A mixture of solvent particles with short-range, directional interactions and solute particles with short-range, isotropic interactions that can bond multiple times is of fundamental interest in understanding liquids and colloidal mixtures. Because of multi-body correlations, predicting the structure and thermodynamics of such systems remains a challenge. Earlier Marshall and Chapman [J. Chem. Phys. 139, 104904 (2013)] developed a theory wherein association effects due to interactions multiply the partition function for clustering of particles in a reference hard-sphere system. The multi-body effects are incorporated in the clustering process, which in their work was obtained in the absence of the bulk medium. The bulk solvent effects were then modeled approximately within a second order perturbation approach. However, their approach is inadequate at high densities and for large association strengths. Based on the idea that the clustering of solvent in a defined coordination volume around the solute is related to occupancy statistics in that defined coordination volume, we develop an approach to incorporate the complete information about hard-sphere clustering in a bulk solvent at the density of interest. The occupancy probabilities are obtained from enhanced sampling simulations but we also develop a concise parametric form to model these probabilities using the quasichemical theory of solutions. We show that incorporating the complete reference information results in an approach that can predict the bonding state and thermodynamics of the colloidal solute for a wide range of system conditions.
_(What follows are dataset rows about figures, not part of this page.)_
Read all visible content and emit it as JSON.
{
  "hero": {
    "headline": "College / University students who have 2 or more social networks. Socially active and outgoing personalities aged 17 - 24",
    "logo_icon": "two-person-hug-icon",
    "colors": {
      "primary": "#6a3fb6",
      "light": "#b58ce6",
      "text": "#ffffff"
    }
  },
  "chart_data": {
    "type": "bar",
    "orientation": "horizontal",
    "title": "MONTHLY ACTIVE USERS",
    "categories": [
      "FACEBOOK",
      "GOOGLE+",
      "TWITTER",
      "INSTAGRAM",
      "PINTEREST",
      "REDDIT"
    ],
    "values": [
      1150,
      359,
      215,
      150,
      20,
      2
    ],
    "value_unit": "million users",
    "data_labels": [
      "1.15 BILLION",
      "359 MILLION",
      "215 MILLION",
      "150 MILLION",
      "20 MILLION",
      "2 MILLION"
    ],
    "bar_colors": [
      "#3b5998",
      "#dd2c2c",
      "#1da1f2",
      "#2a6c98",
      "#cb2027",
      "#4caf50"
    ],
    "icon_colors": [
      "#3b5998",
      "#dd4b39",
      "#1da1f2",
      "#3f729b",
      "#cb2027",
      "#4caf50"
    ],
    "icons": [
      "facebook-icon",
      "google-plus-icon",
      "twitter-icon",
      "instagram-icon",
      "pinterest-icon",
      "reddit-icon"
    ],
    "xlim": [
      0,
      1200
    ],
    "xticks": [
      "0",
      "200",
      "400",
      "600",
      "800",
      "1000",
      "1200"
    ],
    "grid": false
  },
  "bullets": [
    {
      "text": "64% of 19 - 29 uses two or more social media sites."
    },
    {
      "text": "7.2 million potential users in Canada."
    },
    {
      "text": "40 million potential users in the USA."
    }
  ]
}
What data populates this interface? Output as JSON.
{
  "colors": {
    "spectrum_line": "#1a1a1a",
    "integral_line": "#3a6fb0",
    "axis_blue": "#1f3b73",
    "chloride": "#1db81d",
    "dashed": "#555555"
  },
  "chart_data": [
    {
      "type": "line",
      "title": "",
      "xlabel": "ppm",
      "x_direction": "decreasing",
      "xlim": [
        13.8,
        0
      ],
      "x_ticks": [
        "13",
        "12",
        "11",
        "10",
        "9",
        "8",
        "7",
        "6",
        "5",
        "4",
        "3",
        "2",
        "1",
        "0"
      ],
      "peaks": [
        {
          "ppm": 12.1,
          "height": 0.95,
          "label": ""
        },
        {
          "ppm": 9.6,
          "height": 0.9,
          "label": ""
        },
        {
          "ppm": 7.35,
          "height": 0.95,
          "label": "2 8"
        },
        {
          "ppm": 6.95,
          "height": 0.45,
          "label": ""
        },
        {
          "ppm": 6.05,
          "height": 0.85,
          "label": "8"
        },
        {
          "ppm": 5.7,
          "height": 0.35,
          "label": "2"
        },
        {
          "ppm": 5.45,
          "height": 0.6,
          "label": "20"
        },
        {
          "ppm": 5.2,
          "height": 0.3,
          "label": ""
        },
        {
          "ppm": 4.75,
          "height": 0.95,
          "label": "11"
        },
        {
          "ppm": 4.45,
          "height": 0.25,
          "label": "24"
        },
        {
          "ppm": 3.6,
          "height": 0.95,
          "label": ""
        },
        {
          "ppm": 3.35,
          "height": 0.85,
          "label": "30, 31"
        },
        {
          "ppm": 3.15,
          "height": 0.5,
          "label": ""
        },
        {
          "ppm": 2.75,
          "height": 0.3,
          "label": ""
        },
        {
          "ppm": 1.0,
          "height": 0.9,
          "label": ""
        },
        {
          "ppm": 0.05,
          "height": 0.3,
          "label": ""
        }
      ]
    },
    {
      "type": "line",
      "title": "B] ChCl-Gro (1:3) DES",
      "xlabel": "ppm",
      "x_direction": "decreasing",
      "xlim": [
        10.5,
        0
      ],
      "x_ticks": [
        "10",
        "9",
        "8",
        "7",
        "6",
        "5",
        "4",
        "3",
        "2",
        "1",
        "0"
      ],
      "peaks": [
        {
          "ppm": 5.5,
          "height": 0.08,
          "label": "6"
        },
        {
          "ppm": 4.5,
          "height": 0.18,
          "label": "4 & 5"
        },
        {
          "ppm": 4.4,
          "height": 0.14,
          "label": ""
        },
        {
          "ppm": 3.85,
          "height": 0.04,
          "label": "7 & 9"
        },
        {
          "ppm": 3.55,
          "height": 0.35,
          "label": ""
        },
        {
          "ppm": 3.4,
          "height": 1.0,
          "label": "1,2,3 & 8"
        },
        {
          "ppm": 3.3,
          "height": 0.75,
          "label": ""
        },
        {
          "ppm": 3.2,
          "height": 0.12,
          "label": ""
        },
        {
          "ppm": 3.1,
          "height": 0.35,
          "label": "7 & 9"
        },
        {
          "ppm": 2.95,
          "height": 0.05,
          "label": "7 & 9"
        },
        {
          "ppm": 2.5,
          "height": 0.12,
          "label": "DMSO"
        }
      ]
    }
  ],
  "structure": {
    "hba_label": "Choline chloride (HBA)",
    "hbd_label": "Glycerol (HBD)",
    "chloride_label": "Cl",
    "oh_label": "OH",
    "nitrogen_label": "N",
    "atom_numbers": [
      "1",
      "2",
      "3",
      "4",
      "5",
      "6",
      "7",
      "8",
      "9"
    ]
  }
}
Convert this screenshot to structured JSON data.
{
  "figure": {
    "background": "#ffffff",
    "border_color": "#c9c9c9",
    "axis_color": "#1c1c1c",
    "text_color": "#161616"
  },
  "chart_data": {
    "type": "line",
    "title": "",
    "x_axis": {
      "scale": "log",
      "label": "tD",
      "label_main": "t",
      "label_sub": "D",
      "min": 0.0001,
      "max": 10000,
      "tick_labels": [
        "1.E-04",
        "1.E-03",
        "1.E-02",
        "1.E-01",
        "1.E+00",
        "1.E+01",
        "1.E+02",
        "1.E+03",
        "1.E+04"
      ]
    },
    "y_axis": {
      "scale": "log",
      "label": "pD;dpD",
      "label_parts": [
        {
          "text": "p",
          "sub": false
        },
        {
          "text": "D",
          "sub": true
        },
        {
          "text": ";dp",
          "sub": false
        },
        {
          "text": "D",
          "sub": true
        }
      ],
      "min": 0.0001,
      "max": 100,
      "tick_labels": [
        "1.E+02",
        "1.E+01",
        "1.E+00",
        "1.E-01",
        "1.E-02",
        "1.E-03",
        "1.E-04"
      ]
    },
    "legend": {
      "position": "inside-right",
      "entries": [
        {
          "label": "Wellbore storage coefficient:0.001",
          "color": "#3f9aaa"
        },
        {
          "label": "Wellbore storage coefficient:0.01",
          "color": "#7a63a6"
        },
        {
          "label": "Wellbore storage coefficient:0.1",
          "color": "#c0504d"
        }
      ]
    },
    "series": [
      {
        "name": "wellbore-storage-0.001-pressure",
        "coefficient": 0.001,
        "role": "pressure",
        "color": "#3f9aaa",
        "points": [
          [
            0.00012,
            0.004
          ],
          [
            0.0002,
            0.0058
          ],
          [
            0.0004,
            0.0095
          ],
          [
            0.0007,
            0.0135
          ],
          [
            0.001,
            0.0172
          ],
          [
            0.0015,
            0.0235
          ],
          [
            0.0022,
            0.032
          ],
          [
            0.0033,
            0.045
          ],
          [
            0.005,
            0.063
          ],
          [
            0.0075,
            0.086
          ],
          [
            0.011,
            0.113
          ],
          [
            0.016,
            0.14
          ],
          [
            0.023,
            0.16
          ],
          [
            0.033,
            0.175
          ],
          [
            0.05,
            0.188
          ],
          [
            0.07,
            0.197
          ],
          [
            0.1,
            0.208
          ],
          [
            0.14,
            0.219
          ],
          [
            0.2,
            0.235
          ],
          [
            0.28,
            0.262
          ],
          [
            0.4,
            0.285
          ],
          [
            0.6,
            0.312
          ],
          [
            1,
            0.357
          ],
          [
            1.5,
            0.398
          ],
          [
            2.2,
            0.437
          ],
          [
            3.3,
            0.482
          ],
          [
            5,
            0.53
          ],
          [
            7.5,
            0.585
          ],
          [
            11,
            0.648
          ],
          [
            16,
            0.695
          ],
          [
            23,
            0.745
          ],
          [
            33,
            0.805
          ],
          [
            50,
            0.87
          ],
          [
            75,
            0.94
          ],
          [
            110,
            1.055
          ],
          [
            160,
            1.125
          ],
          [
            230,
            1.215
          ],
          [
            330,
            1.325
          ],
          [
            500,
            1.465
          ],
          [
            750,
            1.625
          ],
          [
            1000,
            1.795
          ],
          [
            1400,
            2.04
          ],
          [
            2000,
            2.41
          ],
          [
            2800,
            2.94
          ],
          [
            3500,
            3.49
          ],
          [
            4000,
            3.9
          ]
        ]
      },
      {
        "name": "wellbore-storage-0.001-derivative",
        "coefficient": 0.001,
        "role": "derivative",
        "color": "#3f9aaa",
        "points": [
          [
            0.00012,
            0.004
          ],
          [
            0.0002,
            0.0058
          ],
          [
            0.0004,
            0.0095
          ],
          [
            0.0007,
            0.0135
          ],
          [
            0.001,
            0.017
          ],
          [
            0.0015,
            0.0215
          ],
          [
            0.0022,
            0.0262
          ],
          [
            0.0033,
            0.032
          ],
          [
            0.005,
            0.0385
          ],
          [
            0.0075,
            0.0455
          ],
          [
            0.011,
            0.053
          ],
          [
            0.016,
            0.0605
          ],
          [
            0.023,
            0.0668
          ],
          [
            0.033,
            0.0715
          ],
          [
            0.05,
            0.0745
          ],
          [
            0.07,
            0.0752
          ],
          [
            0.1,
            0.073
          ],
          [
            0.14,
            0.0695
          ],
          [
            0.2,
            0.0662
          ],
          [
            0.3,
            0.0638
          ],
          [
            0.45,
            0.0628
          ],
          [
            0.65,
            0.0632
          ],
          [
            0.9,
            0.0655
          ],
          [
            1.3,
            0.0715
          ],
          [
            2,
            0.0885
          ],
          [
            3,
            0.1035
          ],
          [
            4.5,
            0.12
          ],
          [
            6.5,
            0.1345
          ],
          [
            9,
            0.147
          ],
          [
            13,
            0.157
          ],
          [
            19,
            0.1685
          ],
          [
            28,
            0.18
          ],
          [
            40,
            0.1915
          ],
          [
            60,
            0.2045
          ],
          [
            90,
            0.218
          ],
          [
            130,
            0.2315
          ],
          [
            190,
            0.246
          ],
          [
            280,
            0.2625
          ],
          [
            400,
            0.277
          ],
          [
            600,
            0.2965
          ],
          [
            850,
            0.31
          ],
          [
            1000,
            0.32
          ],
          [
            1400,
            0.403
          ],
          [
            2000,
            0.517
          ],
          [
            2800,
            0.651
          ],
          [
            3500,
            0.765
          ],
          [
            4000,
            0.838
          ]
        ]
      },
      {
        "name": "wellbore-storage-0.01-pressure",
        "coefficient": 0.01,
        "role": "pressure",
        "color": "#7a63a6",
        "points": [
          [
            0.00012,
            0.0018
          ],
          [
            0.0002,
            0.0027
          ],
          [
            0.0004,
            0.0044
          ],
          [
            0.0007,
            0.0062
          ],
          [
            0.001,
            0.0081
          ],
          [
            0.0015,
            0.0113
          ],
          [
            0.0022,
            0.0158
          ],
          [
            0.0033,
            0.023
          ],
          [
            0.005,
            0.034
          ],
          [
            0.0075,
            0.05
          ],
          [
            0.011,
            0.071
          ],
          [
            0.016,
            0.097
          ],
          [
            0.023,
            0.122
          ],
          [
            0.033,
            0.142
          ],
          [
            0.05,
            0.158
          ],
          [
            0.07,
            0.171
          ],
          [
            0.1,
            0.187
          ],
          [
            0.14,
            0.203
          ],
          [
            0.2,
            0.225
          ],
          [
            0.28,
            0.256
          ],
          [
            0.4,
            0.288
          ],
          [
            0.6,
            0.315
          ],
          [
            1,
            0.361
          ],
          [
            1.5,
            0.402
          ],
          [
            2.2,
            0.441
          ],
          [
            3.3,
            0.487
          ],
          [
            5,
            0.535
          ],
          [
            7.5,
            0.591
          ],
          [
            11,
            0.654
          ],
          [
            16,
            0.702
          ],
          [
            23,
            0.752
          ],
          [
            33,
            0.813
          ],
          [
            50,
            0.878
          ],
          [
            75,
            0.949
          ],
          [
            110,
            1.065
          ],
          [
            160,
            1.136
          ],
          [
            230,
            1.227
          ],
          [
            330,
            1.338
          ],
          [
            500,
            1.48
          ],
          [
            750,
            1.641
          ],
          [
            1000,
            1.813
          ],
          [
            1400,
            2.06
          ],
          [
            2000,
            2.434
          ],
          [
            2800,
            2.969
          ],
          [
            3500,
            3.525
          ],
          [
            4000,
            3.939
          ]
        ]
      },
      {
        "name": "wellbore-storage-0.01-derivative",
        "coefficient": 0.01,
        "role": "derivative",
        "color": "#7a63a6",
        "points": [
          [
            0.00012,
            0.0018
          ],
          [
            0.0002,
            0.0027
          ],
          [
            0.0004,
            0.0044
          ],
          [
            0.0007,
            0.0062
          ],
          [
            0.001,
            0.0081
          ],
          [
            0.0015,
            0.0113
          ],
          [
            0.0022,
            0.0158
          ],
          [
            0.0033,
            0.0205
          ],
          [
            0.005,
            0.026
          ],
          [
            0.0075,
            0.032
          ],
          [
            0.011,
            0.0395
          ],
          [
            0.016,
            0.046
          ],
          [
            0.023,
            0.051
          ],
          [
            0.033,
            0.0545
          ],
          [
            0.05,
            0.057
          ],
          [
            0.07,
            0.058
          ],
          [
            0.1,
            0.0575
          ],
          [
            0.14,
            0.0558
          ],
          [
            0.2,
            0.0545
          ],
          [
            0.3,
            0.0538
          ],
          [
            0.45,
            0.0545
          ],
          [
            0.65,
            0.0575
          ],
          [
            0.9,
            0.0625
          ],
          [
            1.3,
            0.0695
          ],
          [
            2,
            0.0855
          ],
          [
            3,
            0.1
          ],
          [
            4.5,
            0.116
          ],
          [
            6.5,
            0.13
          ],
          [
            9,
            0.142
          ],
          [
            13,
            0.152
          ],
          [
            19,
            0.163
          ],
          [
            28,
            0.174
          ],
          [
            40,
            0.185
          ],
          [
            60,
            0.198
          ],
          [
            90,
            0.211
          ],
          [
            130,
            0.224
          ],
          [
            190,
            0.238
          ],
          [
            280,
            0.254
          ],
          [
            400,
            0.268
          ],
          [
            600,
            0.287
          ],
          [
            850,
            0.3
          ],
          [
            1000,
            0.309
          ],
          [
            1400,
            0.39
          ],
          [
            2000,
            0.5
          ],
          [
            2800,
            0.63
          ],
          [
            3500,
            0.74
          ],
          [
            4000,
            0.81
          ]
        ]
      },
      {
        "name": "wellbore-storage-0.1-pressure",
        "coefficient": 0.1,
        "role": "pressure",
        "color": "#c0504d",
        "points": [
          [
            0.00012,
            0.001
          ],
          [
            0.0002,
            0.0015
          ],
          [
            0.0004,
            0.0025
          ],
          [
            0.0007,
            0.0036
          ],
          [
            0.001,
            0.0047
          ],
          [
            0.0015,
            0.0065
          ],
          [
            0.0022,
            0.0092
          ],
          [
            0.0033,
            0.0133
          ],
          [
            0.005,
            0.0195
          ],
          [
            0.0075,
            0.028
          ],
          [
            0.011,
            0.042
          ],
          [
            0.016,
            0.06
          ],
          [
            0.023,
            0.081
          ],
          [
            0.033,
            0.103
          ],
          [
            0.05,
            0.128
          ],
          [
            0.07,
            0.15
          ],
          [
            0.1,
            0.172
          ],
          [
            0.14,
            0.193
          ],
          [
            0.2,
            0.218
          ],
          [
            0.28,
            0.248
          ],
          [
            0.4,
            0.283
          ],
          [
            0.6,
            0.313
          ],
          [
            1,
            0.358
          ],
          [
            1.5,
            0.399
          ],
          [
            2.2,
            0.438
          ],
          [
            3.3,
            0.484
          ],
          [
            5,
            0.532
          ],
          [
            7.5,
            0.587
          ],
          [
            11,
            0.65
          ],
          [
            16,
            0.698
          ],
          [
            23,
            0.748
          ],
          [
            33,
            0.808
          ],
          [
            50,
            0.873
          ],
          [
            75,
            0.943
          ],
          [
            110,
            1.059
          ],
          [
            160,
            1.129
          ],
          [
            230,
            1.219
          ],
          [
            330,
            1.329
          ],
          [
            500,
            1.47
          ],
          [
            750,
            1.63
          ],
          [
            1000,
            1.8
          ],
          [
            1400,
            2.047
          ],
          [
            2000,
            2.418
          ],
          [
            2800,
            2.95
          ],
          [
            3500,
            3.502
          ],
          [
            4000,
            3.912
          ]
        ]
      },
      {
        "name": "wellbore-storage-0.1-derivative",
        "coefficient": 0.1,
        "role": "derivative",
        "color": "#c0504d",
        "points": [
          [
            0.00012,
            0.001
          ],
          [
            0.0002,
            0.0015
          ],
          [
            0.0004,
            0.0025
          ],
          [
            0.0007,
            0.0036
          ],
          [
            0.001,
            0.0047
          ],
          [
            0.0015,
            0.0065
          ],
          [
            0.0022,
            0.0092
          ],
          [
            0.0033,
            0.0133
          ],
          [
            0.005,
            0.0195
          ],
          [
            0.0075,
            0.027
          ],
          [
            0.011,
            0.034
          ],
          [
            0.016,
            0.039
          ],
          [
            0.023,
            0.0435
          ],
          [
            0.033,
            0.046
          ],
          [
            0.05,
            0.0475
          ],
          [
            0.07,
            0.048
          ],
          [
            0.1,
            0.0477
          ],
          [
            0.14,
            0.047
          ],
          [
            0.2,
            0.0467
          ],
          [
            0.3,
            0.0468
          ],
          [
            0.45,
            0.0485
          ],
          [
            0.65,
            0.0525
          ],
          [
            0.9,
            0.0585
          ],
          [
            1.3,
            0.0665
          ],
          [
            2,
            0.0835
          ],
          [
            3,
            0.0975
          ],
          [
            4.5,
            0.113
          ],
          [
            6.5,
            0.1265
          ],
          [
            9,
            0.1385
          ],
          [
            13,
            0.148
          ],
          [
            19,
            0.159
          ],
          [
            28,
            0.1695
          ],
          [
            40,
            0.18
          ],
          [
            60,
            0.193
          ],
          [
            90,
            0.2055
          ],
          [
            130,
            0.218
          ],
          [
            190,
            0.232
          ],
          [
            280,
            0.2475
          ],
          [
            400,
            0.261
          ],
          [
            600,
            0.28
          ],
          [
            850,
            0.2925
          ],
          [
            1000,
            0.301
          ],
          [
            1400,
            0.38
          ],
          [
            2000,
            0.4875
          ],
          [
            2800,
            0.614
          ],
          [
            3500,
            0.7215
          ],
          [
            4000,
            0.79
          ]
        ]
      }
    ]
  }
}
Thermodynamics of mixtures of patchy and spherical colloids of different sizes: A multi-body association theory with complete reference fluid information

We present a theory to predict the structure and thermodynamics of mixtures of colloids of different diameters, building on our earlier work [A. Bansal et al., J. Chem. Phys. 145, 074904 (2016)] that considered mixtures with all particles constrained to have the same size. The patchy, solvent particles have short-range directional interactions, while the solute particles have short-range isotropic interactions. The hard-sphere mixture without any association site forms the reference fluid. An important ingredient within the multi-body association theory is the description of clustering of the reference solvent around the reference solute. Here we account for the physical, multi-body clusters of the reference solvent around the reference solute in terms of occupancy statistics in a defined observation volume. These occupancy probabilities are obtained from enhanced sampling simulations, but we also present statistical mechanical models to estimate these probabilities with limited simulation data. Relative to an approach that describes only up to three-body correlations in the reference, incorporating the complete reference information better predicts the bonding state and thermodynamics of the physical solute for a wide range of system conditions. Importantly, analysis of the residual chemical potential of the infinitely dilute solute from molecular simulation and theory shows that whereas the chemical potential is somewhat insensitive to the description of the structure of the reference fluid, the energetic and entropic contributions are not, with the results from the complete reference approach being in better agreement with particle simulations.